Even in a stronger summer, Baby Driver would have been a brilliant fusion of action and song. It’s a musical fed through a car engine. Getaway driver Baby (Ansel Elgort) has tinnitus, which he drowns out by always listening to music. What makes Baby the best, though, is how he choreographs his action scenes in perfect synchronization with car chases, footraces, and shoot-outs. (The insanely good soundtrack doesn’t hurt, either.) The cast is spectacular, from Horrible Bosses alumni Kevin Spacey and Jamie Foxx to Jon Hamm and Lily James.
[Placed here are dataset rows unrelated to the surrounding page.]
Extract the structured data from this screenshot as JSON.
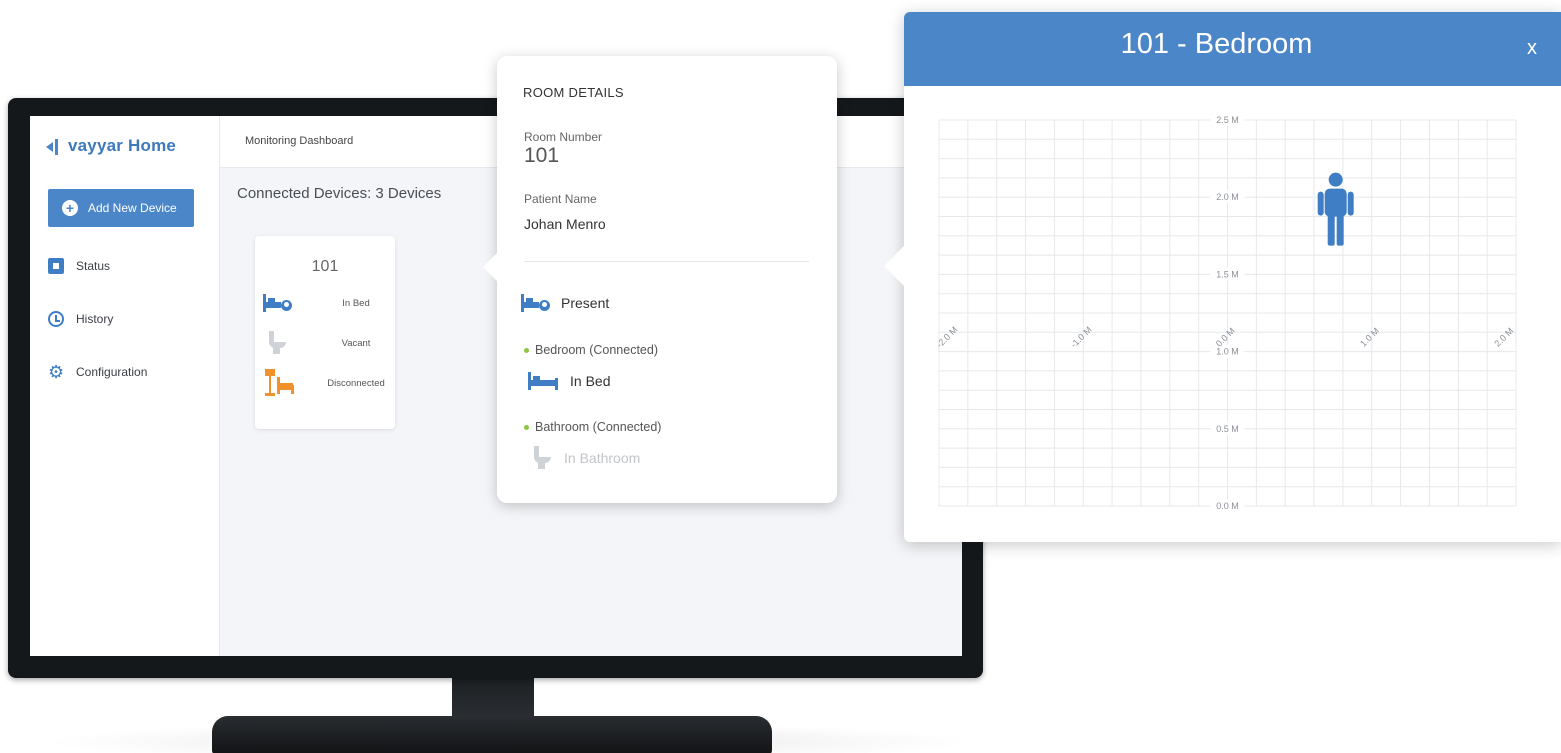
{
  "app": {
    "logo": "vayyar Home",
    "page_title": "Monitoring Dashboard",
    "add_device_label": "Add New Device",
    "nav": [
      {
        "label": "Status",
        "icon": "status-icon"
      },
      {
        "label": "History",
        "icon": "history-icon"
      },
      {
        "label": "Configuration",
        "icon": "gear-icon"
      }
    ],
    "connected_devices": "Connected Devices: 3 Devices",
    "room_card": {
      "number": "101",
      "rows": [
        {
          "label": "In Bed",
          "icon": "bed-occupied-icon"
        },
        {
          "label": "Vacant",
          "icon": "toilet-icon"
        },
        {
          "label": "Disconnected",
          "icon": "lamp-bed-icon"
        }
      ]
    }
  },
  "details": {
    "heading": "ROOM DETAILS",
    "room_number_label": "Room Number",
    "room_number": "101",
    "patient_name_label": "Patient Name",
    "patient_name": "Johan Menro",
    "presence": "Present",
    "sensors": [
      {
        "name": "Bedroom (Connected)",
        "status": "In Bed"
      },
      {
        "name": "Bathroom (Connected)",
        "status": "In Bathroom"
      }
    ],
    "colors": {
      "connected_dot": "#8dc63f",
      "accent": "#4a86c8",
      "disconnected": "#f0912c"
    }
  },
  "panel": {
    "title": "101 - Bedroom",
    "close": "x",
    "y_ticks": [
      "2.5 M",
      "2.0 M",
      "1.5 M",
      "1.0 M",
      "0.5 M",
      "0.0 M"
    ],
    "x_ticks": [
      "-2.0 M",
      "-1.0 M",
      "0.0 M",
      "1.0 M",
      "2.0 M"
    ],
    "x_range": [
      -2.0,
      2.0
    ],
    "y_range": [
      0.0,
      2.5
    ],
    "person": {
      "x": 0.75,
      "y": 1.9,
      "icon": "person-icon"
    }
  }
}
Director Edgar Wright worked for twenty years to get Baby Driver made, and it’s a brilliant testament to that drive.


1. DUNKIRK

Image: Warner Bros.

It’s probably not a coincidence that Quentin Tarantino and Christopher Nolan are the only two major directors nowadays fighting for film over celluloid: they also both have an oeuvre of almost all masterpieces, which really is a rare thing nowadays. In a career that includes Memento, The Prestige, The Dark Knight, Inception, and Interstellar, Dunkirk just may be the greatest one. It’s a spectacular picture, covering soldiers on the beaches of Dunkirk (in one week), sailors shuttling soldiers back to Britain (in one day), and pilots flying Spitfires over the English Channel (in one hour), all coalescing in a climax with more tension than any film in this critic’s recent memory. From the opening scene, the action starts suddenly and refuses to let up for 90 straight minutes. Even more impressive, though… I felt terror watching it. The true, incapacitating, primal emotion of terror, feeling like I couldn’t even catch my breath. It is an incredibly rare movie that can get you there with skill rather than scares, and Dunkirk is unequivocally that movie.


Of course, we’re only three-quarters through the year. We’ve still got most of the buzzworthy awards contenders like Darkest Hour, The Shape of Water, and Battle of the Sexes — to say nothing of studio blockbusters like Blade Runner 2049, Thor: Ragnarok, Murder on the Orient Express, Coco, and The Last Jedi. And a lot can change in three months.